DOT reached out to me, I want to say, last summer. They showed me several different sites around New York to see if I'd be interested in showing anything, and Flatiron stuck out to me. That was what I wanted and what they wanted so it came down to the right piece at the right time, really.

What drew you to that particular location?

They showed me that and they said, "This would be a great site. We would like to do something here." I thought that was my favorite site as well, mainly because of the Flatiron Building -- the historical and architectural relevance of that building. I thought the piece would look really good in front of that. And also because I grew up in that neighborhood and I've seen the progression evolve over the years.
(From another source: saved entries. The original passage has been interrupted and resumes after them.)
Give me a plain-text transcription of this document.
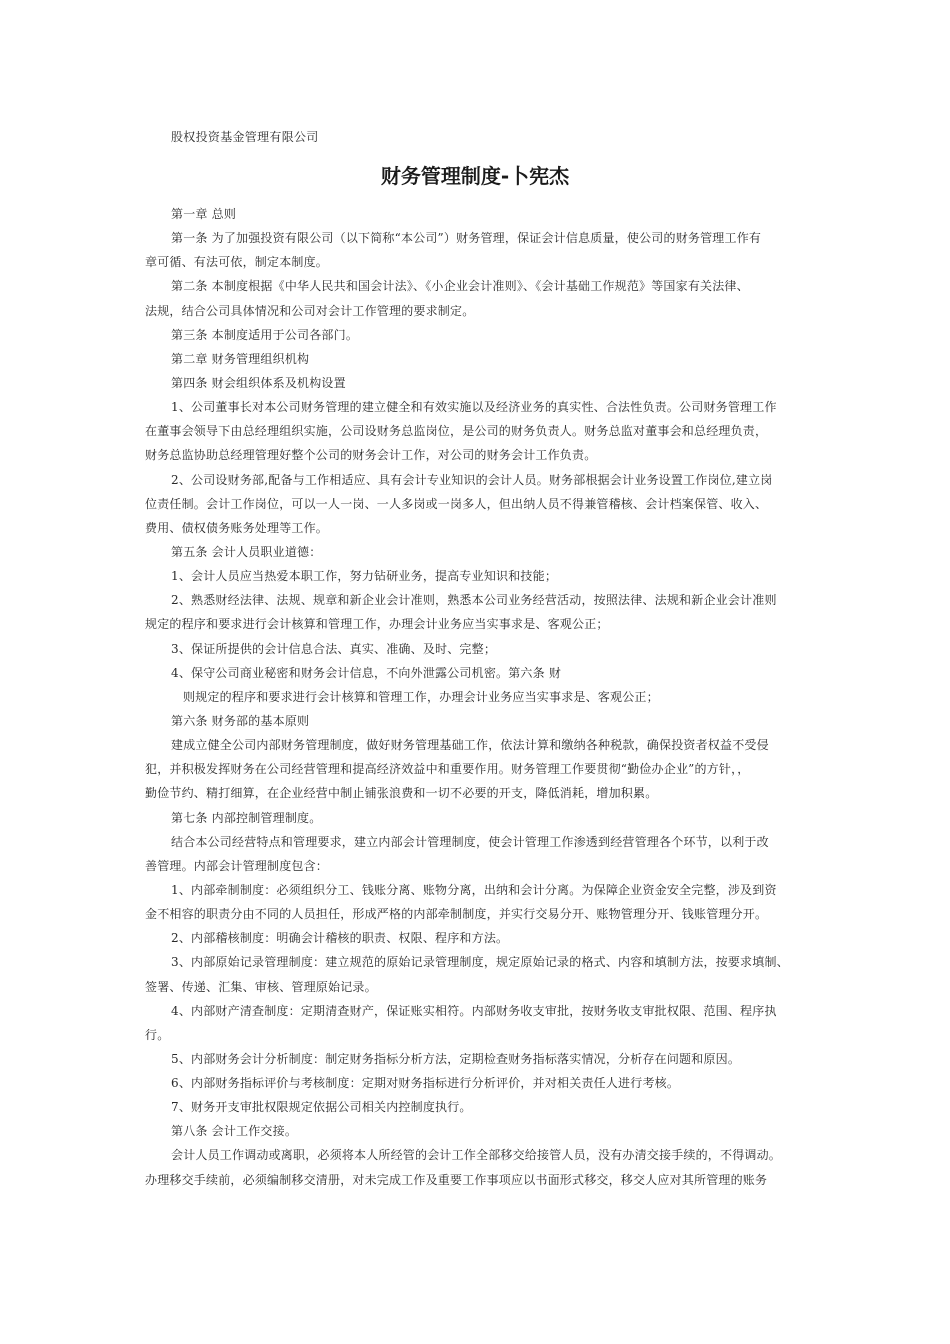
股权投资基金管理有限公司
财务管理制度-卜宪杰
第一章 总则
第一条 为了加强投资有限公司（以下简称“本公司”）财务管理，保证会计信息质量，使公司的财务管理工作有
章可循、有法可依，制定本制度。
第二条 本制度根据《中华人民共和国会计法》、《小企业会计准则》、《会计基础工作规范》等国家有关法律、
法规，结合公司具体情况和公司对会计工作管理的要求制定。
第三条 本制度适用于公司各部门。
第二章 财务管理组织机构
第四条 财会组织体系及机构设置
1、公司董事长对本公司财务管理的建立健全和有效实施以及经济业务的真实性、合法性负责。公司财务管理工作
在董事会领导下由总经理组织实施，公司设财务总监岗位，是公司的财务负责人。财务总监对董事会和总经理负责，
财务总监协助总经理管理好整个公司的财务会计工作，对公司的财务会计工作负责。
2、公司设财务部,配备与工作相适应、具有会计专业知识的会计人员。财务部根据会计业务设置工作岗位,建立岗
位责任制。会计工作岗位，可以一人一岗、一人多岗或一岗多人，但出纳人员不得兼管稽核、会计档案保管、收入、
费用、债权债务账务处理等工作。
第五条 会计人员职业道德：
1、会计人员应当热爱本职工作，努力钻研业务，提高专业知识和技能；
2、熟悉财经法律、法规、规章和新企业会计准则，熟悉本公司业务经营活动，按照法律、法规和新企业会计准则
规定的程序和要求进行会计核算和管理工作，办理会计业务应当实事求是、客观公正；
3、保证所提供的会计信息合法、真实、准确、及时、完整；
4、保守公司商业秘密和财务会计信息，不向外泄露公司机密。第六条 财
则规定的程序和要求进行会计核算和管理工作，办理会计业务应当实事求是、客观公正；
第六条 财务部的基本原则
建成立健全公司内部财务管理制度，做好财务管理基础工作，依法计算和缴纳各种税款，确保投资者权益不受侵
犯，并积极发挥财务在公司经营管理和提高经济效益中和重要作用。财务管理工作要贯彻“勤俭办企业”的方针，，
勤俭节约、精打细算，在企业经营中制止铺张浪费和一切不必要的开支，降低消耗，增加积累。
第七条 内部控制管理制度。
结合本公司经营特点和管理要求，建立内部会计管理制度，使会计管理工作渗透到经营管理各个环节，以利于改
善管理。内部会计管理制度包含：
1、内部牵制制度：必须组织分工、钱账分离、账物分离，出纳和会计分离。为保障企业资金安全完整，涉及到资
金不相容的职责分由不同的人员担任，形成严格的内部牵制制度，并实行交易分开、账物管理分开、钱账管理分开。
2、内部稽核制度：明确会计稽核的职责、权限、程序和方法。
3、内部原始记录管理制度：建立规范的原始记录管理制度，规定原始记录的格式、内容和填制方法，按要求填制、
签署、传递、汇集、审核、管理原始记录。
4、内部财产清查制度：定期清查财产，保证账实相符。内部财务收支审批，按财务收支审批权限、范围、程序执
行。
5、内部财务会计分析制度：制定财务指标分析方法，定期检查财务指标落实情况，分析存在问题和原因。
6、内部财务指标评价与考核制度：定期对财务指标进行分析评价，并对相关责任人进行考核。
7、财务开支审批权限规定依据公司相关内控制度执行。
第八条 会计工作交接。
会计人员工作调动或离职，必须将本人所经管的会计工作全部移交给接管人员，没有办清交接手续的，不得调动。
办理移交手续前，必须编制移交清册，对未完成工作及重要工作事项应以书面形式移交，移交人应对其所管理的账务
Those two things are really what interested me the most. There were several sites in DUMBO, but they weren't big enough. The footprint wasn't big enough and the bird needs a big footprint for it to walk around, and for it to exist.

The bird itself is huge. I wanted to ask about the appropriation of space in your works.
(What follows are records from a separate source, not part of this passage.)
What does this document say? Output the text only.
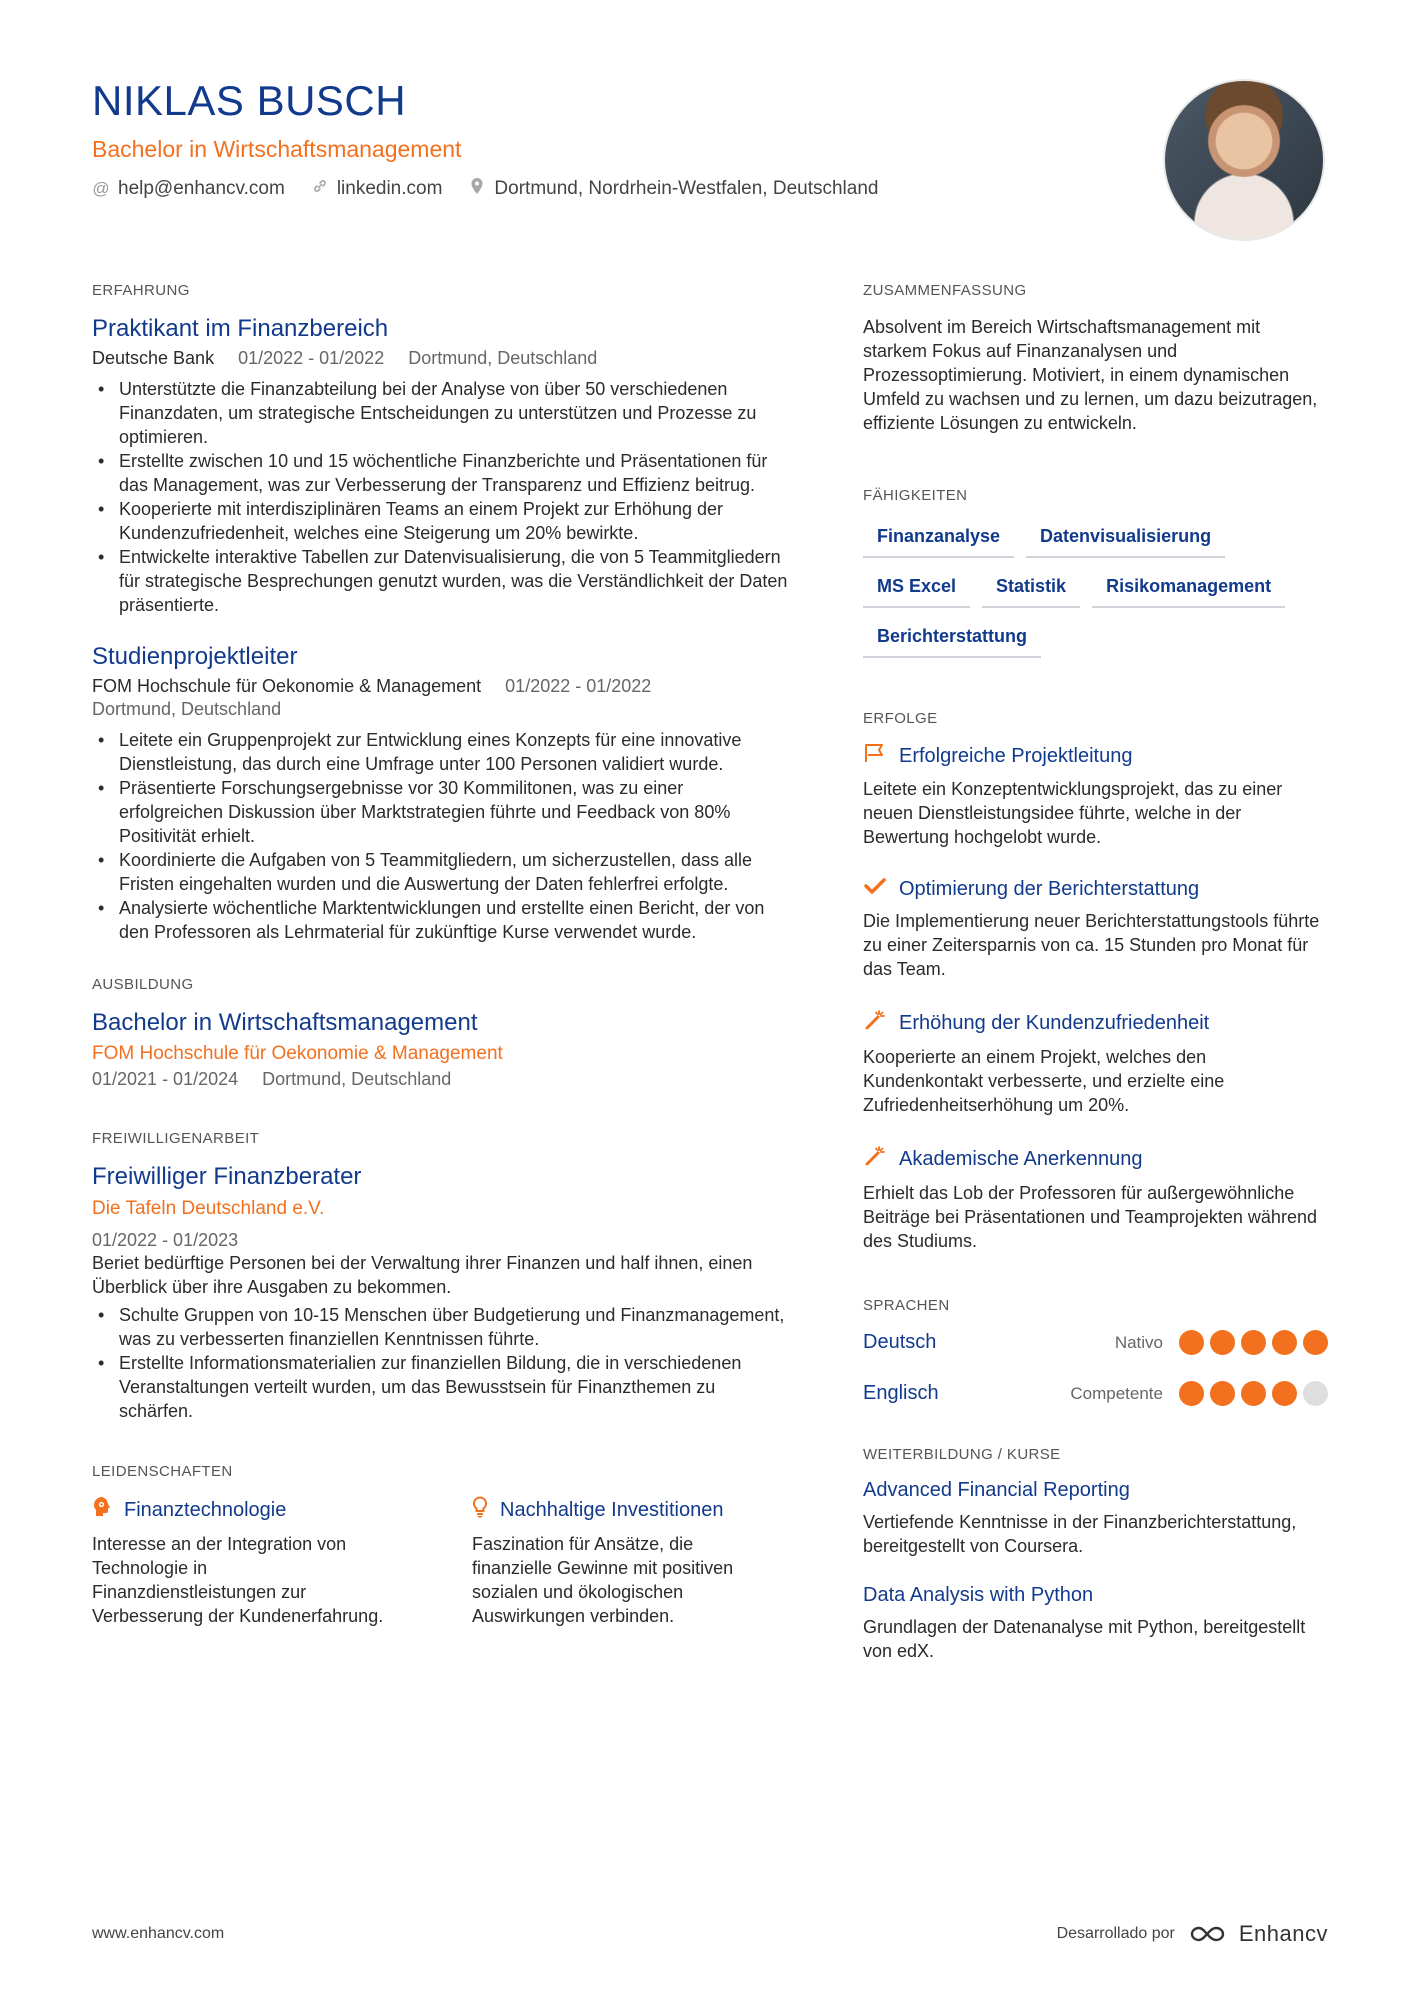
NIKLAS BUSCH
Bachelor in Wirtschaftsmanagement
@ help@enhancv.com	linkedin.com	Dortmund, Nordrhein-Westfalen, Deutschland
ERFAHRUNG
Praktikant im Finanzbereich
Deutsche Bank 01/2022 - 01/2022 Dortmund, Deutschland
• Unterstützte die Finanzabteilung bei der Analyse von über 50 verschiedenen Finanzdaten, um strategische Entscheidungen zu unterstützen und Prozesse zu optimieren.
• Erstellte zwischen 10 und 15 wöchentliche Finanzberichte und Präsentationen für das Management, was zur Verbesserung der Transparenz und Effizienz beitrug.
• Kooperierte mit interdisziplinären Teams an einem Projekt zur Erhöhung der Kundenzufriedenheit, welches eine Steigerung um 20% bewirkte.
• Entwickelte interaktive Tabellen zur Datenvisualisierung, die von 5 Teammitgliedern für strategische Besprechungen genutzt wurden, was die Verständlichkeit der Daten präsentierte.
Studienprojektleiter
FOM Hochschule für Oekonomie & Management 01/2022 - 01/2022
Dortmund, Deutschland
• Leitete ein Gruppenprojekt zur Entwicklung eines Konzepts für eine innovative Dienstleistung, das durch eine Umfrage unter 100 Personen validiert wurde.
• Präsentierte Forschungsergebnisse vor 30 Kommilitonen, was zu einer erfolgreichen Diskussion über Marktstrategien führte und Feedback von 80% Positivität erhielt.
• Koordinierte die Aufgaben von 5 Teammitgliedern, um sicherzustellen, dass alle Fristen eingehalten wurden und die Auswertung der Daten fehlerfrei erfolgte.
• Analysierte wöchentliche Marktentwicklungen und erstellte einen Bericht, der von den Professoren als Lehrmaterial für zukünftige Kurse verwendet wurde.
AUSBILDUNG
Bachelor in Wirtschaftsmanagement
FOM Hochschule für Oekonomie & Management
01/2021 - 01/2024 Dortmund, Deutschland
FREIWILLIGENARBEIT
Freiwilliger Finanzberater
Die Tafeln Deutschland e.V.
01/2022 - 01/2023
Beriet bedürftige Personen bei der Verwaltung ihrer Finanzen und half ihnen, einen Überblick über ihre Ausgaben zu bekommen.
• Schulte Gruppen von 10-15 Menschen über Budgetierung und Finanzmanagement, was zu verbesserten finanziellen Kenntnissen führte.
• Erstellte Informationsmaterialien zur finanziellen Bildung, die in verschiedenen Veranstaltungen verteilt wurden, um das Bewusstsein für Finanzthemen zu schärfen.
LEIDENSCHAFTEN
Finanztechnologie
Interesse an der Integration von Technologie in Finanzdienstleistungen zur Verbesserung der Kundenerfahrung.
Nachhaltige Investitionen
Faszination für Ansätze, die finanzielle Gewinne mit positiven sozialen und ökologischen Auswirkungen verbinden.
ZUSAMMENFASSUNG
Absolvent im Bereich Wirtschaftsmanagement mit starkem Fokus auf Finanzanalysen und Prozessoptimierung. Motiviert, in einem dynamischen Umfeld zu wachsen und zu lernen, um dazu beizutragen, effiziente Lösungen zu entwickeln.
FÄHIGKEITEN
Finanzanalyse	Datenvisualisierung
MS Excel	Statistik	Risikomanagement
Berichterstattung
ERFOLGE
Erfolgreiche Projektleitung
Leitete ein Konzeptentwicklungsprojekt, das zu einer neuen Dienstleistungsidee führte, welche in der Bewertung hochgelobt wurde.
Optimierung der Berichterstattung
Die Implementierung neuer Berichterstattungstools führte zu einer Zeitersparnis von ca. 15 Stunden pro Monat für das Team.
Erhöhung der Kundenzufriedenheit
Kooperierte an einem Projekt, welches den Kundenkontakt verbesserte, und erzielte eine Zufriedenheitserhöhung um 20%.
Akademische Anerkennung
Erhielt das Lob der Professoren für außergewöhnliche Beiträge bei Präsentationen und Teamprojekten während des Studiums.
SPRACHEN
Deutsch	Nativo
Englisch	Competente
WEITERBILDUNG / KURSE
Advanced Financial Reporting
Vertiefende Kenntnisse in der Finanzberichterstattung, bereitgestellt von Coursera.
Data Analysis with Python
Grundlagen der Datenanalyse mit Python, bereitgestellt von edX.
www.enhancv.com	Desarrollado por	Enhancv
It depends on the installation. With this particular piece, it really had to do with changing the meaning of the object by changing the scale of the object and also using them in great abundance. The bird really is about the relationship between realism and abstraction. What's interesting to me about the work is the abstraction that the nails form with the piece. When you look at the back of the bird, you don't see a bird. You see abstractions of these nails coming towards you, and then when you walk around it the abstractions sort of turn into this image. It's like looking at something with a magnifying glass. It's a negation of perception.

The bird was based on Edgar Allen Poe's raven, correct?

The image of the bird, maybe, but very loosely. It's really more about the abstraction of the nail, and the rose in the bird's beak is a reference to my last public installation on Park Avenue [Roses].

In the gallery space the bird was shown without the base that now accompanies the piece. It now sits on a bed of nails?

I made the base specifically for the Flatiron Plaza. The reason I did that was because they wanted it to be up on a base, and I generally don't like sculpture on pedestals. I wanted to make a different base, and I wanted to incorporate it into the sculpture. I wanted it to be about the object, the nails, because that's what the piece is really all about. I wanted him kind of standing on almost a nest of nails. Those are all actual nails -- they're not fabricated or anything. They're all nails that were store-bought and welded onto a frame.

In regard to your distaste for pedestals, you've also spoken before about feeling constricted by the "Chelsea white box."

I usually try to incorporate the entire space within whatever it is I'm doing. The Chelsea white box is a clear boundary. I think it can be restricting in that it is very slick and clean -- which is good -- but I feel that a lot of shows are more about the gallery space than they are the art. I try to make the art and the space, wherever it is, be part of each other.

Bird will be on view at Broadway and 23rd Street from March 24-April 21, 2013.